Kaynak malzeme ve vesika açısından en bol dönemlerden olan yakın tarihimizde, bu malzeme bolluğunun aksine birçok karanlık nokta bulunuyor. Dayatılan resmî tarih anlayışının ürünü olan bu k aranlık noktaları aydınlatmaya çalışan akademik çalışmalar ise, sevindirici bir şekilde, yıldan yıla artış gösteriyor. Ve belki daha da önemlisi, ideolojik saplantılar içerisinde değil, belli akademik etikler çerçevesinde yapılan çalışmaların sayısı artıyor. Bununla birlikte, üniversitelerin ilgili kürsülerinde yapılan/yaptırılan tezlerin bu atmosferden yeterince beslenemediğini de ifade etmek lazım.

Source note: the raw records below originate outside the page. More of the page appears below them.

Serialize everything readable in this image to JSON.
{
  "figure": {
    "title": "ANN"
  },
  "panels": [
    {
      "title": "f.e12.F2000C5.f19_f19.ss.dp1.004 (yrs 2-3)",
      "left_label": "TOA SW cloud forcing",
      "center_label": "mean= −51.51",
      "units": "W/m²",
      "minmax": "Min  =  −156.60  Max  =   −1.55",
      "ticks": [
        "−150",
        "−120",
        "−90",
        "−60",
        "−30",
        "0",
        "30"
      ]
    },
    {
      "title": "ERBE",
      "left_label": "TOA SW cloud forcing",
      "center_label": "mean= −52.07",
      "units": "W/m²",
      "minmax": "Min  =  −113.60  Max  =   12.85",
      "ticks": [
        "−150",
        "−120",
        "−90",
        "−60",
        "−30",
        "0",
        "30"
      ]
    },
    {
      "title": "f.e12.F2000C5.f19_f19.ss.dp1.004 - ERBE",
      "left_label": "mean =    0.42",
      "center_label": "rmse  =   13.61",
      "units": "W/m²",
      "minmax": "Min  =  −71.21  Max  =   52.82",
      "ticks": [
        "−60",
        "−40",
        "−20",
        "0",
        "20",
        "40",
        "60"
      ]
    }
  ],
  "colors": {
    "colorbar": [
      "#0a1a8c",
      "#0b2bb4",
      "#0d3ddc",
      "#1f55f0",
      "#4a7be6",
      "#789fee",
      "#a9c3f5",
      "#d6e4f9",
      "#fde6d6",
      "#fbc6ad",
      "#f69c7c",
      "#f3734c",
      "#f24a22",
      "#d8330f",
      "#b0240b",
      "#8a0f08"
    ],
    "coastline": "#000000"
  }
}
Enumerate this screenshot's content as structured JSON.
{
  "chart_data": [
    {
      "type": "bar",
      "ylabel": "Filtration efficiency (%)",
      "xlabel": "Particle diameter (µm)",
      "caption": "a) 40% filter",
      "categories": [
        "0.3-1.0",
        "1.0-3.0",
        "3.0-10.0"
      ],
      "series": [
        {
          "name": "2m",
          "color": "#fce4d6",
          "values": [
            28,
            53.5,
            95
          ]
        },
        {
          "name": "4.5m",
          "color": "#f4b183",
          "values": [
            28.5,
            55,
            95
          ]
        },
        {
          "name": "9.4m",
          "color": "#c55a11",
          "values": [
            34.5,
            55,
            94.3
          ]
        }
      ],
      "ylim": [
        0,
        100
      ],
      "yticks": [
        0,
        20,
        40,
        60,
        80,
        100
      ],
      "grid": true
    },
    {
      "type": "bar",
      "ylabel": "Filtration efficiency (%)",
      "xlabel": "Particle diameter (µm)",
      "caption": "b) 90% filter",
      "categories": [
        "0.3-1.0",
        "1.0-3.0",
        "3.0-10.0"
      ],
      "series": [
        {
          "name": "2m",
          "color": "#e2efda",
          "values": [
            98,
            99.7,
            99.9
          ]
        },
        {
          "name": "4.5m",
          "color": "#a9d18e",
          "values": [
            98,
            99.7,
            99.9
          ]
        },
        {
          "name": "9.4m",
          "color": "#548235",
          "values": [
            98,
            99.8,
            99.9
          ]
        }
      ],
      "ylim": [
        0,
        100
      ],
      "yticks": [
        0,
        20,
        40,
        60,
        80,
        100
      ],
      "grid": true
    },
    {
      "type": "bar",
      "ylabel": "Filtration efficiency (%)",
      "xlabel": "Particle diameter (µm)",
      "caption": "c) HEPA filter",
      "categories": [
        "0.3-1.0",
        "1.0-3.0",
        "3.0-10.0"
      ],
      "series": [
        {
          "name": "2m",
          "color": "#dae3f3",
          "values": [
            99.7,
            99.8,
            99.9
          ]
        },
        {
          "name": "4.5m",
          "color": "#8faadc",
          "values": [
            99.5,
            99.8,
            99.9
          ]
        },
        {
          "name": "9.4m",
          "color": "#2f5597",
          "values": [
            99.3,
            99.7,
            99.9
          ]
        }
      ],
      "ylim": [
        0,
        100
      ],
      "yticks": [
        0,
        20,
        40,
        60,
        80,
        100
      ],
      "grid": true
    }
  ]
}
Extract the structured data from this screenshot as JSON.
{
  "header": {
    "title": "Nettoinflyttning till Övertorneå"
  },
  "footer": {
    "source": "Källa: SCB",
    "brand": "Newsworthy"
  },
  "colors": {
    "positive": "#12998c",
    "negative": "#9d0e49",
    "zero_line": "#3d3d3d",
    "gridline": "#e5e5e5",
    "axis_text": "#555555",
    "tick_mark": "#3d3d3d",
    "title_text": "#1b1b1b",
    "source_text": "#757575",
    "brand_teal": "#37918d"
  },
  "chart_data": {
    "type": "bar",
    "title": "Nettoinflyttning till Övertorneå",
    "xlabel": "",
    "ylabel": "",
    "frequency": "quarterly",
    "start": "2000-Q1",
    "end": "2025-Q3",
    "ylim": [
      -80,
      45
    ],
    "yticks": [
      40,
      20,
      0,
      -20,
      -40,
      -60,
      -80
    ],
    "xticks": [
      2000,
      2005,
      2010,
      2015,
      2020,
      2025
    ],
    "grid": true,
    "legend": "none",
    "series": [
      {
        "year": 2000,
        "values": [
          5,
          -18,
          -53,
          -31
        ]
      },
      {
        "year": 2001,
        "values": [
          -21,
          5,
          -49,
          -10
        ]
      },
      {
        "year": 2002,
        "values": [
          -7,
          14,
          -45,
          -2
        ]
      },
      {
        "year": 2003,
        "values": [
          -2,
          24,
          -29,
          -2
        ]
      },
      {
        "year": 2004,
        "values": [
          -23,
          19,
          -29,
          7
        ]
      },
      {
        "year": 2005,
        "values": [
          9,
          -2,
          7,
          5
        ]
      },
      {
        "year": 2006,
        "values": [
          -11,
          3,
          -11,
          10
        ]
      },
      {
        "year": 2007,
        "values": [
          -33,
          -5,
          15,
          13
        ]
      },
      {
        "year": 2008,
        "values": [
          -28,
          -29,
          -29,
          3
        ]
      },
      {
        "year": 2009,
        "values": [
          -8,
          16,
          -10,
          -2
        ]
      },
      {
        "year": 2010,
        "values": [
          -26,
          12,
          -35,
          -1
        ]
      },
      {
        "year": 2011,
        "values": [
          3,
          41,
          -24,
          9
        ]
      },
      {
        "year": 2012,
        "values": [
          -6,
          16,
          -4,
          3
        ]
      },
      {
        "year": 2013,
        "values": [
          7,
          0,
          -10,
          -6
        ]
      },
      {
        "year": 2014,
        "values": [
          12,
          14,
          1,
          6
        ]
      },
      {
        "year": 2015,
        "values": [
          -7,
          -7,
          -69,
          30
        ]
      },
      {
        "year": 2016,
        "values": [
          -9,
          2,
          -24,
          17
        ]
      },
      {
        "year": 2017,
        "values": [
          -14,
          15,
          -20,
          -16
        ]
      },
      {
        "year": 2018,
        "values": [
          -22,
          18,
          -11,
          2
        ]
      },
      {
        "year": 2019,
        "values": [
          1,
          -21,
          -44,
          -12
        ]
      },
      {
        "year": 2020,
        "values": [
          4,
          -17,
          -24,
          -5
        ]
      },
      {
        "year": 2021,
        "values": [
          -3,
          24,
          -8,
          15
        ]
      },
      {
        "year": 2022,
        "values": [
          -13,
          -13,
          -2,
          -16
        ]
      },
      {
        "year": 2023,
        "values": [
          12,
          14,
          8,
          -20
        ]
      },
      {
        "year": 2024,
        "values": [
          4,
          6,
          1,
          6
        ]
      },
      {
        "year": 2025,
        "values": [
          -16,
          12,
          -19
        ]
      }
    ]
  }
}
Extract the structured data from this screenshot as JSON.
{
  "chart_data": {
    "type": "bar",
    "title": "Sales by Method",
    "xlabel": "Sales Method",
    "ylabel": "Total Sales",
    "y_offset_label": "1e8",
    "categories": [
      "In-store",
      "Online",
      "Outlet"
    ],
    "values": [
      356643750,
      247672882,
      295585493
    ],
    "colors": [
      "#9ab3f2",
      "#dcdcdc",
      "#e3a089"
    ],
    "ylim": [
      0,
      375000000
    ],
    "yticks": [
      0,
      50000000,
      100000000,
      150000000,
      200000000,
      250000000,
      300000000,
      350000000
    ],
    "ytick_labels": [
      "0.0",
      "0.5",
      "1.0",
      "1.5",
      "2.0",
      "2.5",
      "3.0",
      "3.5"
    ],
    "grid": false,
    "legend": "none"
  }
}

Tarihin Buğulu Aynası: Efsaneler Çökerken
A Haber’de yayınlanan Eski Defterler adlı tarih programından ve Star’daki haftalık yazılarından birçok kişinin tanıdığı, Sabancı Üniversitesi tarih profesörlerinden Cemil Koçak, akademik tarihçiliği popüler üslupla en iyi harmanlayan tarihçilerden biri. Daha çok Osmanlı son dönemi ile Cumhuriyet dönemini ele alan konular ve problematiklerle uğraşan Koçak, “yazdıklarıyla resmî tarihin gözlerden ırak tutmaya çalıştığı geçmişin karanlıkta bırak(tır)ılmış noktalarına ışık tutmaya çalıştığını” ifade ediyor. Koçak’ın sürükleyici üslubu ve tatmin edici delilleriyle bunu layıkıyla yaptığı söylenebilir.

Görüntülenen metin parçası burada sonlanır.